Data contains about 2000 features after feature creation/transformation. A lot I know, but I want to see if a model can learn the signal, with my original + hand-coded features. (Later, I will try out with a smaller feature set)
Metric to assess the model is MCC (Matthrews Correlation Coeff): https://en.wikipedia.org/wiki/Matthews_correlation_coefficient
Learning the signal with neural networks
In all graphs,
the top graph depicts the loss, over epochs, for training and validation sets for all CV folds. (Validation loss is plotted with a dashed line)
the second graph depicts the MCC (accuracy) for training & validation sets.
I start of with a simple model, a multi layer perceptron, with
one hidden layer, linear activation on hidden units, and 200 hidden units, trained over 50 epochs.
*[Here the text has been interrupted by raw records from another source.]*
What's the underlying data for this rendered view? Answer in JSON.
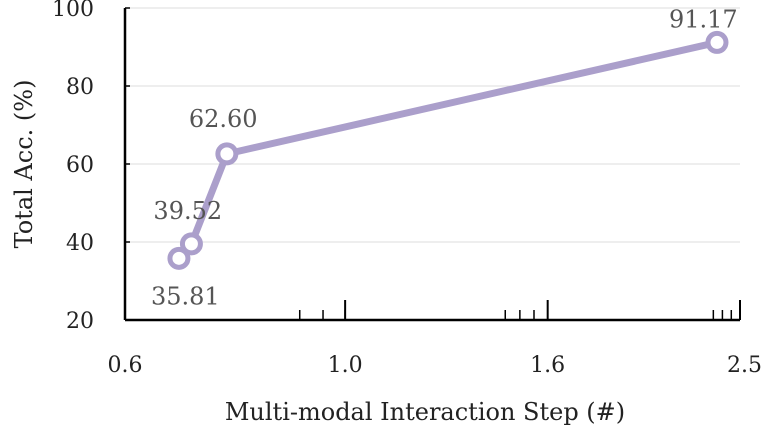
{
  "chart_data": {
    "type": "line",
    "title": "",
    "xlabel": "Multi-modal Interaction Step (#)",
    "ylabel": "Total Acc. (%)",
    "x_scale": "log",
    "xlim": [
      0.6,
      2.5
    ],
    "ylim": [
      20,
      100
    ],
    "x_ticks": [
      {
        "value": 0.6,
        "label": "0.6"
      },
      {
        "value": 1.0,
        "label": "1.0"
      },
      {
        "value": 1.6,
        "label": "1.6"
      },
      {
        "value": 2.5,
        "label": "2.5"
      }
    ],
    "x_minor_ticks": [
      0.9,
      0.95,
      1.0,
      1.45,
      1.5,
      1.55,
      2.35,
      2.4,
      2.45
    ],
    "y_ticks": [
      {
        "value": 20,
        "label": "20"
      },
      {
        "value": 40,
        "label": "40"
      },
      {
        "value": 60,
        "label": "60"
      },
      {
        "value": 80,
        "label": "80"
      },
      {
        "value": 100,
        "label": "100"
      }
    ],
    "grid": "horizontal",
    "series": [
      {
        "color": "#ab9fcb",
        "x": [
          0.68,
          0.7,
          0.76,
          2.37
        ],
        "y": [
          35.81,
          39.52,
          62.6,
          91.17
        ],
        "labels": [
          "35.81",
          "39.52",
          "62.60",
          "91.17"
        ]
      }
    ]
  }
}
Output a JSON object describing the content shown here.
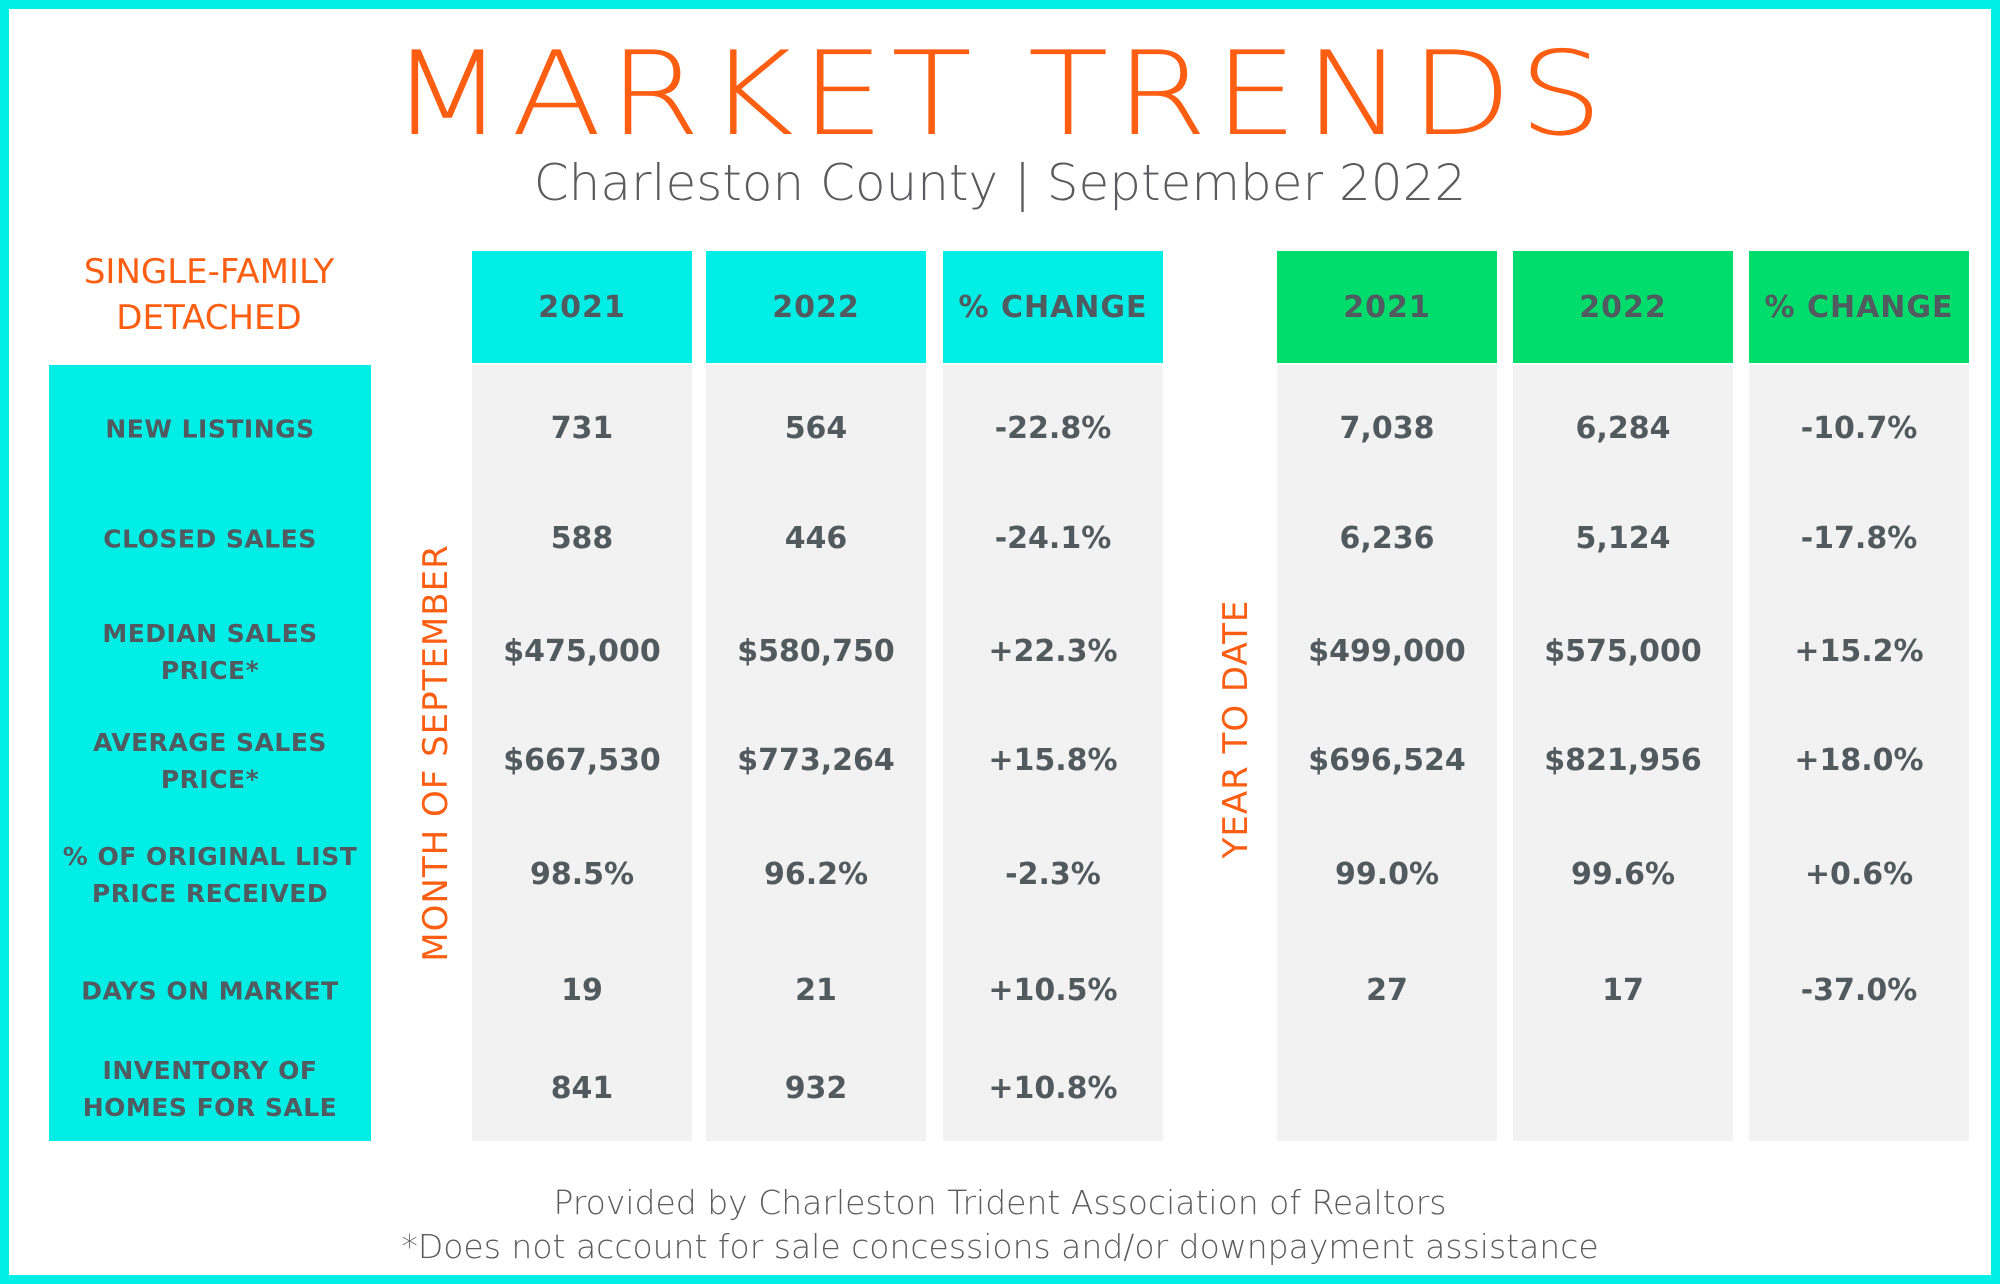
{
  "header": {
    "title": "MARKET TRENDS",
    "subtitle": "Charleston County | September 2022"
  },
  "category": {
    "line1": "SINGLE-FAMILY",
    "line2": "DETACHED"
  },
  "side_labels": {
    "month": "MONTH OF SEPTEMBER",
    "ytd": "YEAR TO DATE"
  },
  "footer": {
    "line1": "Provided by Charleston Trident Association of Realtors",
    "line2": "*Does not account for sale concessions and/or downpayment assistance"
  },
  "colors": {
    "accent_orange": "#fd5e12",
    "cyan": "#00eee6",
    "green": "#00dd6c",
    "text_gray": "#505a5f",
    "column_gray": "#f2f2f2"
  },
  "chart_data": {
    "type": "table",
    "title": "MARKET TRENDS",
    "subtitle": "Charleston County | September 2022",
    "groups": [
      {
        "name": "MONTH OF SEPTEMBER",
        "color": "#00eee6",
        "columns": [
          "2021",
          "2022",
          "% CHANGE"
        ],
        "rows": [
          [
            "731",
            "564",
            "-22.8%"
          ],
          [
            "588",
            "446",
            "-24.1%"
          ],
          [
            "$475,000",
            "$580,750",
            "+22.3%"
          ],
          [
            "$667,530",
            "$773,264",
            "+15.8%"
          ],
          [
            "98.5%",
            "96.2%",
            "-2.3%"
          ],
          [
            "19",
            "21",
            "+10.5%"
          ],
          [
            "841",
            "932",
            "+10.8%"
          ]
        ]
      },
      {
        "name": "YEAR TO DATE",
        "color": "#00dd6c",
        "columns": [
          "2021",
          "2022",
          "% CHANGE"
        ],
        "rows": [
          [
            "7,038",
            "6,284",
            "-10.7%"
          ],
          [
            "6,236",
            "5,124",
            "-17.8%"
          ],
          [
            "$499,000",
            "$575,000",
            "+15.2%"
          ],
          [
            "$696,524",
            "$821,956",
            "+18.0%"
          ],
          [
            "99.0%",
            "99.6%",
            "+0.6%"
          ],
          [
            "27",
            "17",
            "-37.0%"
          ],
          [
            "",
            "",
            ""
          ]
        ]
      }
    ],
    "row_labels": [
      [
        "NEW LISTINGS"
      ],
      [
        "CLOSED SALES"
      ],
      [
        "MEDIAN SALES",
        "PRICE*"
      ],
      [
        "AVERAGE SALES",
        "PRICE*"
      ],
      [
        "% OF ORIGINAL LIST",
        "PRICE RECEIVED"
      ],
      [
        "DAYS ON MARKET"
      ],
      [
        "INVENTORY OF",
        "HOMES FOR SALE"
      ]
    ]
  }
}
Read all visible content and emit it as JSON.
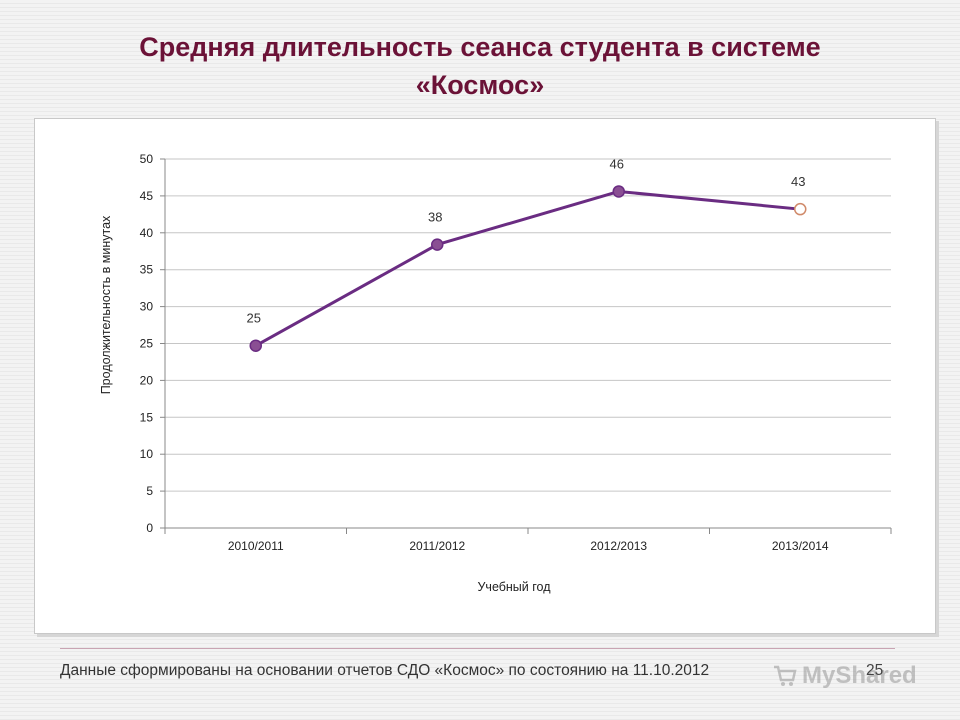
{
  "slide": {
    "title_line1": "Средняя длительность сеанса студента в системе",
    "title_line2": "«Космос»",
    "footer_note": "Данные сформированы на основании отчетов СДО «Космос» по состоянию на 11.10.2012",
    "slide_number": "25",
    "watermark_text": "MyShared",
    "title_color": "#6b1237"
  },
  "chart_data": {
    "type": "line",
    "title": "",
    "xlabel": "Учебный год",
    "ylabel": "Продолжительность в минутах",
    "categories": [
      "2010/2011",
      "2011/2012",
      "2012/2013",
      "2013/2014"
    ],
    "series": [
      {
        "values": [
          24.7,
          38.4,
          45.6,
          43.2
        ],
        "data_labels": [
          "25",
          "38",
          "46",
          "43"
        ],
        "color": "#6a2c82",
        "marker_fill": "#8a4f93",
        "last_marker_fill": "#ffffff",
        "last_marker_stroke": "#d08a6a"
      }
    ],
    "ylim": [
      0,
      50
    ],
    "yticks": [
      0,
      5,
      10,
      15,
      20,
      25,
      30,
      35,
      40,
      45,
      50
    ],
    "grid": true,
    "legend": "none"
  }
}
As you can see, this model depicts high bias. Training & validation datasets both exhibit similar curves of loss and accuracy. The loss & accuracy both seem to plateau off, so we can improve on this model, by changing some model parameters.
Second model is a slight modification to the first. I use a non-linearity instead of linear activation function
one hidden layer, ReLU activation on hidden units, and 200 hidden units, trained over 50 epochs.
As you can see adding a non-linearity has led to overfitting. 200 units maybe too many.
So lets see what happens when the number of hidden units are reduced.
one hidden layer, ReLU activation on hidden units, and 13 hidden units, trained over 50 epochs.
It looks a lot better, even though there is some bias, the loss has reduced (accuracy has improved slightly). It looks like one fold is not performing as well as the other two. I’m not sure what the reason for this is, all three folds have the same ratio of +ve/-ve class. But lets see if shuffling the dataset fixes this behaviour.
Looks like the shuffling helped. Now all three folds have similar results.
Would my model improve if I trained it longer? There is already evidence that the validation error is starting to go up, but let’s confirm this with a plot.
one hidden layer, ReLU activation on hidden units, and 13 hidden units, trained over 150 epochs.
Well that was no good.
What if we tried to de-correlate the inputs using some technique like PCA?
one hidden layer, ReLU activation on hidden units, and 10 hidden units, trained over 50 epochs on PCA transformed data
I’m not entirely sure why this made it so much worse. Its possible that the true function is non-linear so applying a linear transformation would add bias to the model.
[UPDATE] While a single hidden layer with non-linearity should already be powerful enough to learn the function, I added one more hidden layer, with larger number of units, but along with a higher dropout for regularization.
two hidden layers, with dropout=0.6, ReLU activation on hidden units, and 300 hidden units, trained over 60 epochs
This is looking much better. Validation error has reduced, and the accuracy is also much higher.
It’s clear that my best model is still quite poor in terms of accuracy (worse on test data/public leaderboard). One of the checks as recommended in the CS231n Stanford course is to “make sure you can achieve zero cost“ on a small subset of data. I have not been able to achieve this with the current model/features.
I think I might have to go back to the feature engineering drawing board. Its possible the features themselves are not strong enough for my model to learn.
I’d like to hear your thoughts of what other steps might be used to tune the model (with the same feature set). Maybe weight decay, and other kinds of regularization might work. I’ll add to the results as I perform the tests.